Writer David Whitaker omitted An Unearthly Child from the first spin-off novelisation, Doctor Who in an Exciting Adventure with the Daleks (later retitled Doctor Who and the Daleks and Doctor Who – The Daleks), with Ian and Barbara's entrance into the TARDIS leading directly into an adaptation of the second televised serial, The Daleks. Historian James Chapman highlights this as a reason that, in an age before home video, many people believed the Dalek serial to be the first Doctor Who story because the novelisations published by Target Books were the "closest that fans had to the original programmes". (Note: Cornell, Day & Topping (1993) reported that the second serial overshadowed An Unearthly Child to such an extent that many people believed that Terry Nation, writer of The Daleks, created Doctor Who; this error became so prevalent that it was mistakenly included in an edition of the board game Trivial Pursuit.) Terrance Dicks wrote the Target novelisation of this story, initially published as Doctor Who and an Unearthly Child on 15 October 1981 with a cover by Andrew Skilleter. The release also received several translations worldwide. A verbatim transcript of the transmitted version of this serial, edited by John McElroy and titled The Tribe of Gum, was published by Titan Books in January 1988. It was the first in an intended series of Doctor Who script books. In 1994, a phonecard with a photomontage of the episode was released by Jondar International Promotions.

===Home media===
The story was originally released on VHS on 5 February 1990, with a cover designed by Alister Pearson. The unaired pilot was released as part of The Hartnell Years on 3 June 1991, and with Doctor Who: The Edge of Destruction and Dr Who: The Pilot Episode on 1 May 2000. A remastered version of the serial was also released on VHS on 4 September 2000; for the DVD release on 30 January 2006, the serial was released as part of Doctor Who: The Beginning alongside the following two serials, with several special features, including audio commentaries and comedy sketches. It was also released in the US and Canada on 27 May 2014 as part of the Blu-ray set for An Adventure in Space and Time.

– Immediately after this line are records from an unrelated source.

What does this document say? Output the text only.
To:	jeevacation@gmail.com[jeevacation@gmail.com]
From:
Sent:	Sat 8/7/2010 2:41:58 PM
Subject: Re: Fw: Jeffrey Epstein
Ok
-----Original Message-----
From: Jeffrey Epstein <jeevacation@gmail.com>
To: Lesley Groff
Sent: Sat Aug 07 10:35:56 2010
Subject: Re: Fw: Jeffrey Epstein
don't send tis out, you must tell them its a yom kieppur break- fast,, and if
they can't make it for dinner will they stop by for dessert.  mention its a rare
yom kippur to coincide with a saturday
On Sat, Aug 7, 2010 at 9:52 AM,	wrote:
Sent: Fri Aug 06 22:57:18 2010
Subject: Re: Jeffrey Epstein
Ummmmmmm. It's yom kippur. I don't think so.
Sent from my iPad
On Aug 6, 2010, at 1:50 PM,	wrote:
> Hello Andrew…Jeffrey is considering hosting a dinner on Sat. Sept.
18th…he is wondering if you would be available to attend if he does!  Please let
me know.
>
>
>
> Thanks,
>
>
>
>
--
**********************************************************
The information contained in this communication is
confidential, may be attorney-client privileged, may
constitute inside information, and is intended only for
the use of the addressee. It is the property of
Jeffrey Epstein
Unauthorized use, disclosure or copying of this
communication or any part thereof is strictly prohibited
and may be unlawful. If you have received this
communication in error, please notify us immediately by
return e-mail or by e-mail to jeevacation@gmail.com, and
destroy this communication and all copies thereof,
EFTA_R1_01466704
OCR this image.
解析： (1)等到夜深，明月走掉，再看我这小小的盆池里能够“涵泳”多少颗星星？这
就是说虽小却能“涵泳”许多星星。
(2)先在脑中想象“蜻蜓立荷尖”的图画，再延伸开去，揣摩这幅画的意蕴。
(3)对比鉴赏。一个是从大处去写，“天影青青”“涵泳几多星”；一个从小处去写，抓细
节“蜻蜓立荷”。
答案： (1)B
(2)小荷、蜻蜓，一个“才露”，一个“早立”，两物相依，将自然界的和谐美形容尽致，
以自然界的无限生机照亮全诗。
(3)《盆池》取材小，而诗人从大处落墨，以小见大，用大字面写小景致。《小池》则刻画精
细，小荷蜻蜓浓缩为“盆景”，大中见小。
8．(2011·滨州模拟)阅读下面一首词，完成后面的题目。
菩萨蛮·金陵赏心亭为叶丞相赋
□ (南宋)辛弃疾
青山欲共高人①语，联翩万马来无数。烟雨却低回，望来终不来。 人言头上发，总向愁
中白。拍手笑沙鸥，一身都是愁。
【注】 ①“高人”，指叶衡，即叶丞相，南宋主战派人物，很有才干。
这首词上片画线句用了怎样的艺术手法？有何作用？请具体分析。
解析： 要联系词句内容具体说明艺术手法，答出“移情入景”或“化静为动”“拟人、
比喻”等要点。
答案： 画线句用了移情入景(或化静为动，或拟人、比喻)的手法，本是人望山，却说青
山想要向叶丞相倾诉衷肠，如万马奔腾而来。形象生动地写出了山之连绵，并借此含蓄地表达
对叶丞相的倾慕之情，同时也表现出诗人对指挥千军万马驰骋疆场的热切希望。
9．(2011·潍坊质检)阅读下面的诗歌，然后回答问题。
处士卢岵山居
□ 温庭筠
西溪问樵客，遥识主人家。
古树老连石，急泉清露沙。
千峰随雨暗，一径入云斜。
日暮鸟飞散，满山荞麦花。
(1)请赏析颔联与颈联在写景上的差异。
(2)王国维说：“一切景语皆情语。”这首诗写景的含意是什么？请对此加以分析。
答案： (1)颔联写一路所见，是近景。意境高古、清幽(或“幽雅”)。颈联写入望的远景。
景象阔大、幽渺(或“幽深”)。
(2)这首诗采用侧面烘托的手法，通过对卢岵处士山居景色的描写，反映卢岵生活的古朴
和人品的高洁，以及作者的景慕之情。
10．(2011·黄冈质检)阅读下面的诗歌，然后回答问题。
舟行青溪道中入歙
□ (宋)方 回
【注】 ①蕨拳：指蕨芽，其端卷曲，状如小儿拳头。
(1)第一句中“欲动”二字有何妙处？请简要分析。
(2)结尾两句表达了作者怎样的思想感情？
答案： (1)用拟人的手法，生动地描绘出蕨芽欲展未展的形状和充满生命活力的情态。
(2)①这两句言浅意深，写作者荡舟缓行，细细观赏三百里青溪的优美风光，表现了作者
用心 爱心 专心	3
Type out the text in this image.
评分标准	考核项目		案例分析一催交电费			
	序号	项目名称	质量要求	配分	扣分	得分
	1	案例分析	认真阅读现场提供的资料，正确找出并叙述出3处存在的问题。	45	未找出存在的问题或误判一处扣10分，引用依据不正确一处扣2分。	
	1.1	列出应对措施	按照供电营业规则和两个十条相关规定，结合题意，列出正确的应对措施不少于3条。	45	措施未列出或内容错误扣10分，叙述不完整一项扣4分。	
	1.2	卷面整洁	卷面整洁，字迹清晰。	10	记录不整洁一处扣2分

In October 2023, the BBC announced that An Unearthly Child would not be available on its iPlayer service the following month alongside other Doctor Who episodes as it did not hold the entire copyright. Coburn's son, Stef Coburn, claimed he had withdrawn the licensing rights following disagreements over compensation. Stef Coburn had previously requested recognition and compensation for his father's work in 2013 but said he did not wish to withdraw licensing rights at the time. He had since lambasted the programme's direction, claiming in 2023 that his father would be "outrage[d] at what generations of progressively more corrupted BBC filth have done", in response to the casting of actors Ncuti Gatwa and Jinkx Monsoon. Scenes featuring dialogue from An Unearthly Child were removed from the 2023 repeat of An Adventure in Space and Time, which many attributed to the licensing issues.